A associação terminou, seja lá por que motivo. Ou foi o tempo, ou a associação se tornou ilícita, ou houve votação unânime, votação por maioria absoluta, etc. O que fazer com o patrimônio e as quotas que sobraram da associação?

Art. 61. Dissolvida a associação, o remanescente do seu patrimônio líquido, depois de deduzidas, se for o caso, as quotas ou frações ideais referidas no parágrafo único do art. 56, será destinado à entidade de fins não econômicos designada no estatuto, ou, omisso este, por deliberação dos associados, à instituição municipal, estadual ou federal, de fins idênticos ou semelhantes.

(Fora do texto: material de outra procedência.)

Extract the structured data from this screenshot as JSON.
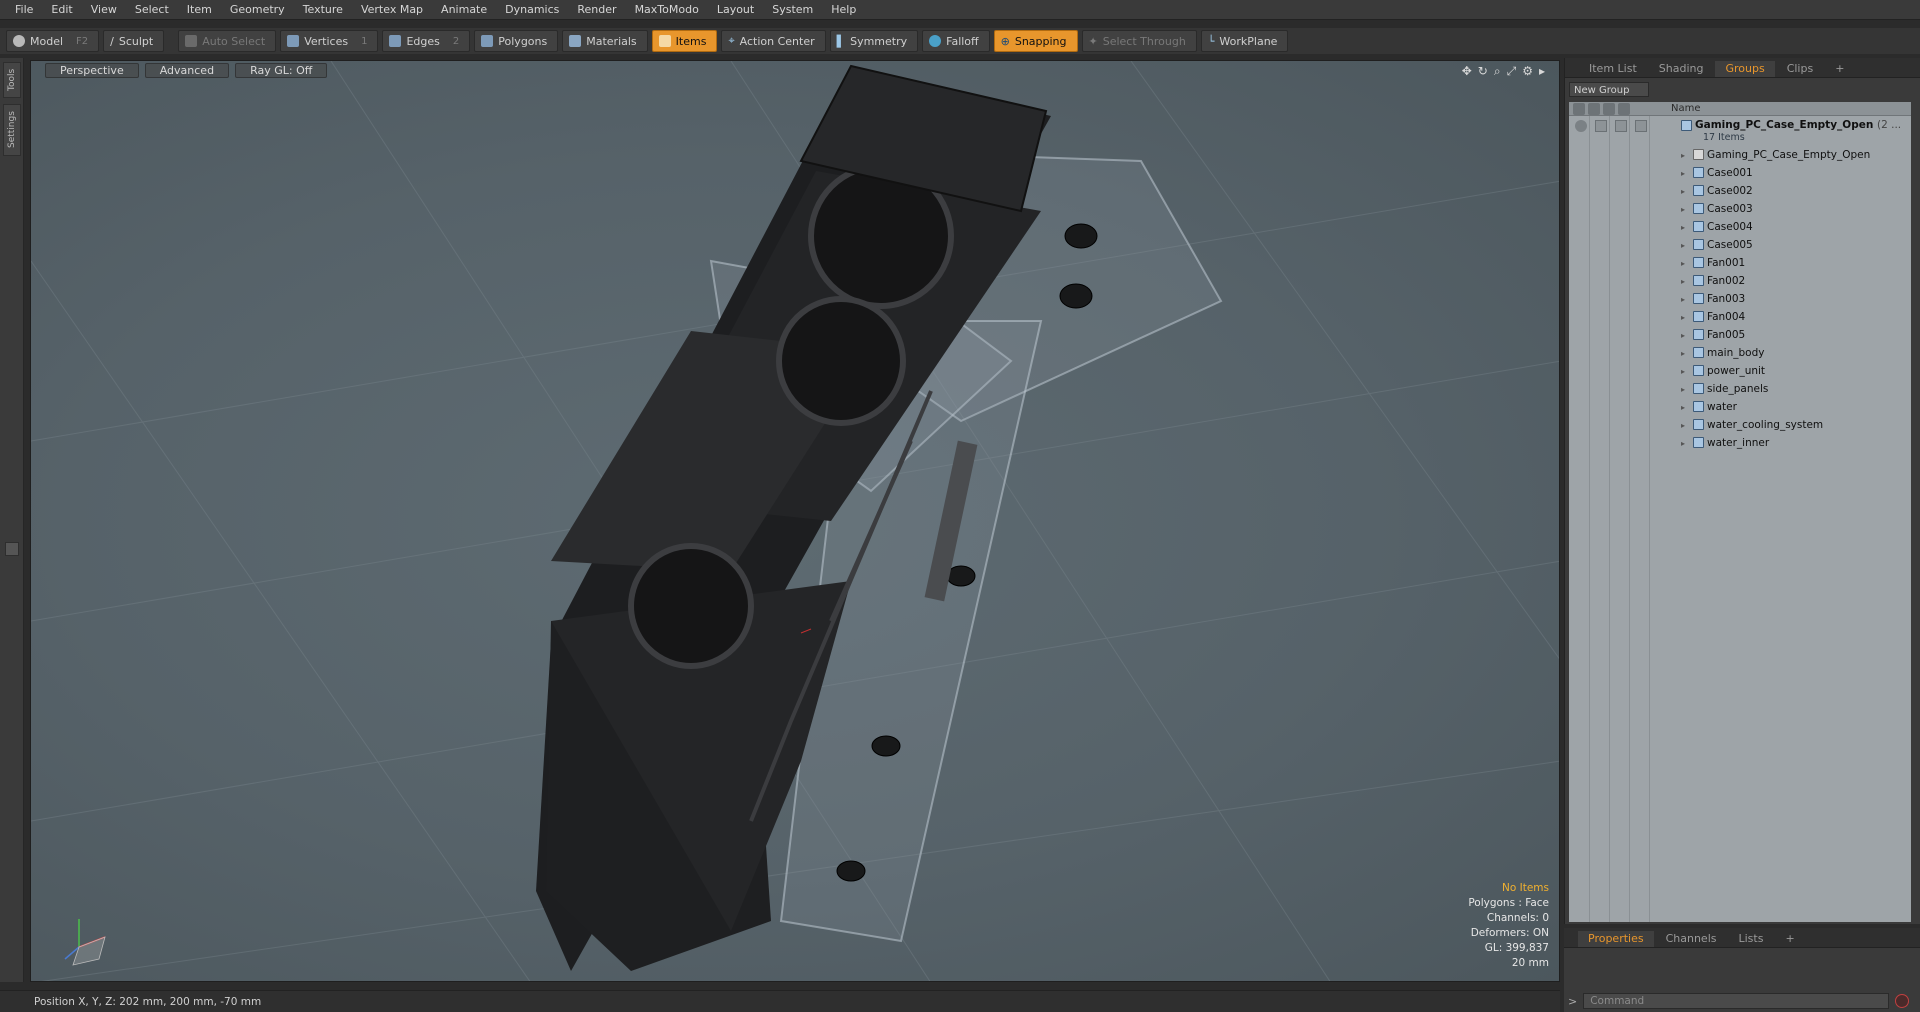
{
  "menubar": {
    "items": [
      "File",
      "Edit",
      "View",
      "Select",
      "Item",
      "Geometry",
      "Texture",
      "Vertex Map",
      "Animate",
      "Dynamics",
      "Render",
      "MaxToModo",
      "Layout",
      "System",
      "Help"
    ]
  },
  "toolbar": {
    "model": "Model",
    "model_key": "F2",
    "sculpt": "Sculpt",
    "auto_select": "Auto Select",
    "vertices": "Vertices",
    "vertices_key": "1",
    "edges": "Edges",
    "edges_key": "2",
    "polygons": "Polygons",
    "materials": "Materials",
    "items": "Items",
    "action_center": "Action Center",
    "symmetry": "Symmetry",
    "falloff": "Falloff",
    "snapping": "Snapping",
    "select_through": "Select Through",
    "workplane": "WorkPlane",
    "accent_color": "#e8962c"
  },
  "leftstrip": {
    "tools": "Tools",
    "settings": "Settings"
  },
  "viewport": {
    "view_mode": "Perspective",
    "shading": "Advanced",
    "raygl": "Ray GL: Off",
    "info": {
      "selection": "No Items",
      "polygons": "Polygons : Face",
      "channels": "Channels: 0",
      "deformers": "Deformers: ON",
      "gl": "GL: 399,837",
      "grid": "20 mm"
    }
  },
  "right_panel": {
    "tabs": [
      "Item List",
      "Shading",
      "Groups",
      "Clips",
      "+"
    ],
    "selected_tab": "Groups",
    "new_group": "New Group",
    "column_name": "Name",
    "root": {
      "name": "Gaming_PC_Case_Empty_Open",
      "suffix": "(2 ...",
      "count": "17 Items"
    },
    "items": [
      "Gaming_PC_Case_Empty_Open",
      "Case001",
      "Case002",
      "Case003",
      "Case004",
      "Case005",
      "Fan001",
      "Fan002",
      "Fan003",
      "Fan004",
      "Fan005",
      "main_body",
      "power_unit",
      "side_panels",
      "water",
      "water_cooling_system",
      "water_inner"
    ]
  },
  "bottom_panel": {
    "tabs": [
      "Properties",
      "Channels",
      "Lists",
      "+"
    ],
    "selected_tab": "Properties"
  },
  "command": {
    "prompt": ">",
    "placeholder": "Command"
  },
  "status": {
    "position": "Position X, Y, Z:   202 mm, 200 mm, -70 mm"
  }
}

§ 1o Por cláusula do estatuto ou, no seu silêncio, por deliberação dos associados, podem estes, antes da destinação do remanescente referida neste artigo, receber em restituição, atualizado o respectivo valor, as contribuições que tiverem prestado ao patrimônio da associação.

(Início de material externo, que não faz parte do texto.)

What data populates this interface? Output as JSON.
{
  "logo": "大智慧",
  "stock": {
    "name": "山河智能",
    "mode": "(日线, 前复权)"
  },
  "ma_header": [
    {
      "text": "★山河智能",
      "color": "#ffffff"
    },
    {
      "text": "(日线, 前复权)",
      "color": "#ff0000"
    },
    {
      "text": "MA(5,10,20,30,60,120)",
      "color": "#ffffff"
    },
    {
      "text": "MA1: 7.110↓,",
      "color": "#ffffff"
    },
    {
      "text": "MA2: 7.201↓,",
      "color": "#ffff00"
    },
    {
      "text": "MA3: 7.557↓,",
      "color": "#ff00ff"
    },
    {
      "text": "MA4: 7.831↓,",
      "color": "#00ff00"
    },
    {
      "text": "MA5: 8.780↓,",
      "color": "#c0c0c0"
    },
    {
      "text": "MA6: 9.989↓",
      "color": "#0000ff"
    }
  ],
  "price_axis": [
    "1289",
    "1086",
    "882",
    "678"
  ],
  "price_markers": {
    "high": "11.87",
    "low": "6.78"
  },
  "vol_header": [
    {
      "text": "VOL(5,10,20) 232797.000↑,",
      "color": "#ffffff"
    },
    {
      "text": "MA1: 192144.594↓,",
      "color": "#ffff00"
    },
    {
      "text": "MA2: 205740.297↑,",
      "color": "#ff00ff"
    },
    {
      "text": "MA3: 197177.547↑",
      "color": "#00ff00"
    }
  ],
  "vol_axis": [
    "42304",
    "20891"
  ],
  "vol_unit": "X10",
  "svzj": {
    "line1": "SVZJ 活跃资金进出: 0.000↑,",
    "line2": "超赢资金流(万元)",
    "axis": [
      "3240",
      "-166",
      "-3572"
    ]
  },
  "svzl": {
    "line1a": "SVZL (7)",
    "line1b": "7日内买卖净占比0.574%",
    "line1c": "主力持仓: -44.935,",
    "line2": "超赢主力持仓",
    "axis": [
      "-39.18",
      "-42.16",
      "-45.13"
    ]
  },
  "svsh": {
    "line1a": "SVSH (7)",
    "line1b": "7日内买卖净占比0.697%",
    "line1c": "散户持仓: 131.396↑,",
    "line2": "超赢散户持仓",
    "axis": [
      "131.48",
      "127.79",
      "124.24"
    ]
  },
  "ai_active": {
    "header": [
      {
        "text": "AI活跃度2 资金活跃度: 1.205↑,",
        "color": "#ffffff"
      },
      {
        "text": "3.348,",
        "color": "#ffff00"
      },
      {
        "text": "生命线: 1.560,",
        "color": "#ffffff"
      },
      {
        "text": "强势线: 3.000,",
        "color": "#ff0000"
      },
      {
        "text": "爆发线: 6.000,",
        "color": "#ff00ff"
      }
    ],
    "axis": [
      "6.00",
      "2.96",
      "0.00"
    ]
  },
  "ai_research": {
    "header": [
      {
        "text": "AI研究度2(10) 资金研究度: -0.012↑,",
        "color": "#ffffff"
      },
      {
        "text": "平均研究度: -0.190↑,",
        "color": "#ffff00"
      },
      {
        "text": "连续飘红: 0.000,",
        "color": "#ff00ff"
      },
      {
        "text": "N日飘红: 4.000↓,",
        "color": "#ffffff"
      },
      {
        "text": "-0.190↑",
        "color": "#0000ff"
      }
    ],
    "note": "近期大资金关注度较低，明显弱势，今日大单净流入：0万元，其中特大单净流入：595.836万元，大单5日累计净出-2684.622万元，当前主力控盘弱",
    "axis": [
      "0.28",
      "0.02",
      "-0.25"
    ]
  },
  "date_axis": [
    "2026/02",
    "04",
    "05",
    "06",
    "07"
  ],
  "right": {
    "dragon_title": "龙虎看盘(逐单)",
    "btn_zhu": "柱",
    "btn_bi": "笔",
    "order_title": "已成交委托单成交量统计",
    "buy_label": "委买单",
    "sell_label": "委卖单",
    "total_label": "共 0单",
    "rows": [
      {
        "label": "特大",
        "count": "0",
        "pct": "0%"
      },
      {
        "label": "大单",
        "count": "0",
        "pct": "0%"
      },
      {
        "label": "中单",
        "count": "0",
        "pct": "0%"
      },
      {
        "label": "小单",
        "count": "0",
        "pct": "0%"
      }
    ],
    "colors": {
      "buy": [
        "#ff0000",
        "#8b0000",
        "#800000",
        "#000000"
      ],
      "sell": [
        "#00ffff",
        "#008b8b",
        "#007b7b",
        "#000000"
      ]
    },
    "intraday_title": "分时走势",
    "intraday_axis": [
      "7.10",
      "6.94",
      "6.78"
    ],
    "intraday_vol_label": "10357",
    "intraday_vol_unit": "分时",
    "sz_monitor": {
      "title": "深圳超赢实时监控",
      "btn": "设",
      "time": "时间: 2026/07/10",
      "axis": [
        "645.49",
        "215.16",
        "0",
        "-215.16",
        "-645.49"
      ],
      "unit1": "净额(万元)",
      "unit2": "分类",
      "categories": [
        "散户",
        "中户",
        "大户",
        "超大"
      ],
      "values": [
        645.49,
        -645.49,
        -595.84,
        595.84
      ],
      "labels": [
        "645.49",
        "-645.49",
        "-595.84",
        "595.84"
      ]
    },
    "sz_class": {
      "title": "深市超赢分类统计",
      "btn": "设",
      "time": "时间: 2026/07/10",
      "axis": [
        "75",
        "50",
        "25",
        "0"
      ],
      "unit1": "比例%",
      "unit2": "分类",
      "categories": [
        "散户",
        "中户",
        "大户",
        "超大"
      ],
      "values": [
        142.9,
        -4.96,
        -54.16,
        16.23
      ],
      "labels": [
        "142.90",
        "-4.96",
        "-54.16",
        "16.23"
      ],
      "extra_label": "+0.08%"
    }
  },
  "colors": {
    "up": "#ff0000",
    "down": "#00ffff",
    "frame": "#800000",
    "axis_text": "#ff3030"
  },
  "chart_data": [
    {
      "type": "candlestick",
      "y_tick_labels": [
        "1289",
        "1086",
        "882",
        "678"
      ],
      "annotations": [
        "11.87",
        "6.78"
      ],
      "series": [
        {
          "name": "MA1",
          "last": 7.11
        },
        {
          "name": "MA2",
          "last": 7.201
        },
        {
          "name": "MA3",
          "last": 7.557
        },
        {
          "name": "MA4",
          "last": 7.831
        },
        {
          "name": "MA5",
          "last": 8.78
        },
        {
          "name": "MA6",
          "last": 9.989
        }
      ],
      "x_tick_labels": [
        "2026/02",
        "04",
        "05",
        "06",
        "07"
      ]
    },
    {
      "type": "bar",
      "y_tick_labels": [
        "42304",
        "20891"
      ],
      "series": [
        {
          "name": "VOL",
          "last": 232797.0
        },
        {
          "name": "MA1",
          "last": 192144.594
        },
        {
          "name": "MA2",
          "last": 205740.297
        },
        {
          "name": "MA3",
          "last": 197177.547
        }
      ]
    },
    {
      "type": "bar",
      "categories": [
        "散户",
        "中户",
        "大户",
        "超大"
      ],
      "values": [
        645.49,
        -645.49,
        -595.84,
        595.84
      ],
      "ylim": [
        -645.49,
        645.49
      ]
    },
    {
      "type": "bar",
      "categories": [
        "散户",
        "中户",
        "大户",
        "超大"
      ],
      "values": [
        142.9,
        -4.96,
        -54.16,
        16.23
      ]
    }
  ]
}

§ 2o Não existindo no Município, no Estado, no Distrito Federal ou no Território, em que a associação tiver sede, instituição nas condições indicadas neste artigo, o que remanescer do seu patrimônio se devolverá à Fazenda do Estado, do Distrito Federal ou da União.

Agora vamos fazer um esquema e interpretar.

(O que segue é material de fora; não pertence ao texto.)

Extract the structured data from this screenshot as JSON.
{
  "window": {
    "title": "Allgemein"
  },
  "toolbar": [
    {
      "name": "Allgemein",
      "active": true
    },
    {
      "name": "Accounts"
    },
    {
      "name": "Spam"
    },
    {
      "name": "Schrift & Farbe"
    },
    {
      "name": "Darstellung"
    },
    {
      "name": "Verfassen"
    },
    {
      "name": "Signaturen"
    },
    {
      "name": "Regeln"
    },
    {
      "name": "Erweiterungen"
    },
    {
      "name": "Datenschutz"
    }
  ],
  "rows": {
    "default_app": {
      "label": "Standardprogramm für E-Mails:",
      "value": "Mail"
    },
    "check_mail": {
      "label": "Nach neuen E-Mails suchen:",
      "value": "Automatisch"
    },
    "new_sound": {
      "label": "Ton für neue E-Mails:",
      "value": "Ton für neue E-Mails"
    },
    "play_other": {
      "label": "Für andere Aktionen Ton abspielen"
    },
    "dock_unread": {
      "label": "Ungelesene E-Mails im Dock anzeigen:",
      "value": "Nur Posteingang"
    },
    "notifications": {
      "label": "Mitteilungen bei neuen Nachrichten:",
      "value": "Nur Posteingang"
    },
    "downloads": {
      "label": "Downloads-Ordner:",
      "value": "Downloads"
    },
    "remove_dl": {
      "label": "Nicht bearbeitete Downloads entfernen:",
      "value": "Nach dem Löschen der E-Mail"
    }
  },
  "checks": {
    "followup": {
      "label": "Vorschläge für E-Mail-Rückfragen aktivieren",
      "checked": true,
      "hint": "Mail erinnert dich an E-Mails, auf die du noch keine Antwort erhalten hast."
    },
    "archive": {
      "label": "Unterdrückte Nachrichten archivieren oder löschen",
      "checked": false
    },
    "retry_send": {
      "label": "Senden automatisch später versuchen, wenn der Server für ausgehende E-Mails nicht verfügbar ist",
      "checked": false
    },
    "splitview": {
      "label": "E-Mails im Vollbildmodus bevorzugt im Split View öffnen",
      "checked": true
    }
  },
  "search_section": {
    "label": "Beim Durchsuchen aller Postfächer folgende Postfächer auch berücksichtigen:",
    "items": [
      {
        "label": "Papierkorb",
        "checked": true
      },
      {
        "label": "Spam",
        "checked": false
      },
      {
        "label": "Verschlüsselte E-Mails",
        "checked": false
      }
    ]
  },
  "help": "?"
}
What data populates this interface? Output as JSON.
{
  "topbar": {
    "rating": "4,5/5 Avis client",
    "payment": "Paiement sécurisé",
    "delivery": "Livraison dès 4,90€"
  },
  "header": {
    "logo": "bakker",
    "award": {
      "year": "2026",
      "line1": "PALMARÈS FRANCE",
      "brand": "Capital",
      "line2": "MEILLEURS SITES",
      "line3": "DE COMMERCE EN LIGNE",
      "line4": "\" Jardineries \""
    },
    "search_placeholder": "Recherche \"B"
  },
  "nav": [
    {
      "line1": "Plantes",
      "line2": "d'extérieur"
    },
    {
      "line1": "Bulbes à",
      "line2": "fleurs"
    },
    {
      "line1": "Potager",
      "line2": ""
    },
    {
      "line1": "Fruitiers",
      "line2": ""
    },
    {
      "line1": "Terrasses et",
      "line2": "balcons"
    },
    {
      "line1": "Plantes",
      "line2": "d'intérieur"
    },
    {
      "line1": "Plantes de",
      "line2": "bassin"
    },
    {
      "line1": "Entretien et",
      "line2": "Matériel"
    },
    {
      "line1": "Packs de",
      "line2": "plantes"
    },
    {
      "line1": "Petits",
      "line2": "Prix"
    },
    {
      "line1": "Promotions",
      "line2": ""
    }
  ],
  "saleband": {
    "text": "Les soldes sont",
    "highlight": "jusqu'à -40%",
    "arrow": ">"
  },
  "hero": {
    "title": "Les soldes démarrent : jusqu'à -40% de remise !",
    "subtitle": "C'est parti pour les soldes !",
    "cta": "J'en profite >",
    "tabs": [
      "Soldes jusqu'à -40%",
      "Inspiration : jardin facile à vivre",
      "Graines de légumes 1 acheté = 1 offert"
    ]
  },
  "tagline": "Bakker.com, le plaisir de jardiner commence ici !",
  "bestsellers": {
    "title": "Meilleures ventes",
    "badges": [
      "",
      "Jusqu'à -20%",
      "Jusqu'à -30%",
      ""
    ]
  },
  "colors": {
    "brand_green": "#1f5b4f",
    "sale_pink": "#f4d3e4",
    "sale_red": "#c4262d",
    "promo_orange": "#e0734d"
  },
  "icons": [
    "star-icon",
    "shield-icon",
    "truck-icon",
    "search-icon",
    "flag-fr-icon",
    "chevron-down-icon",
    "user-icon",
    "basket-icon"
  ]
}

  1. Se houver a possibilidade, ao pagar as dívidas e ainda sobrar dinheiro, as quotas devem ser devolvidas de maneira atualizada. Às vezes nada sobra.
  2. Outro comportamento: suponha que eu sou um associado. Paguei o débito, peguei minha quota, e ainda sobrou dinheiro. O que fazer? Olhar o estatuto e ver se ele já indica outra entidade de fim não econômico. Olhe o detalhe. Quando a associação termina, ela pode transferir seu patrimônio para outra entidade de fim não econômico. Quais são mesmo? Ou uma associação ou uma fundação.³
  3. Terceiro detalhe: minha associação é de fim cultural. Posso transferir o patrimônio remanescente para uma fundação religiosa? Sim. O Código Civil não exige que a finalidade seja a mesma. Os fins podem ser iguais ou semelhantes.
  4. Quarto comportamento: estatuto omisso. Nada foi indicado. Poderá ser convocada uma assembléia extraordinária, não geral, para que os associados votem para onde vai esse patrimônio remanescente. É uma segunda chance. Se o estatuto não define, o Código abre uma possibilidade para que os associados votem para onde irá o patrimônio.
  5. Quinto comportamento: o estatuto não definiu, nem os associados se preocuparam em reunir para onde vai. O juiz determina para onde vai aquele patrimônio remanescente. Repare que no final do caput está dito que o patrimônio pode ir para uma instituição municipal, estadual ou federal. Se a associação tem domicílio em um município, procurar-se-á outra associação de fins iguais no mesmo município.
  6. Sexta e última possibilidade: no local da associação, não há nem outra associação nem outra fundação que possa recolher aquele patrimônio. Nesse caso, quem recolherá o patrimônio será a Fazenda Pública. Semelhante ao que ocorre no processo de ausência. O detalhe aqui é que as Fazendas Públicas que irão recolher serão a Fazenda Pública do estado, não do município (que era a que recolhia no processo de ausência), do Distrito Federal, se for aqui em Brasília e, se houver territórios, a Fazenda Pública da União.

Próxima aula: fundações.
  1. Essa averbação tem que ser comunicada a algum órgão.
  2. Pode ter havido uma pequena confusão aqui: há a possibilidade de, nesse caso de omissão do estatuto, a modalidade automaticamente empregada ser a inter vivos.
  3. Ainda nesta linha estava escrito em meu rascunho: "Necessariamente será para outra associação." Não entendi por que, foi as fundações também não têm fins econômicos, e não deixam de se encaixar na descrição do § 2º do artigo.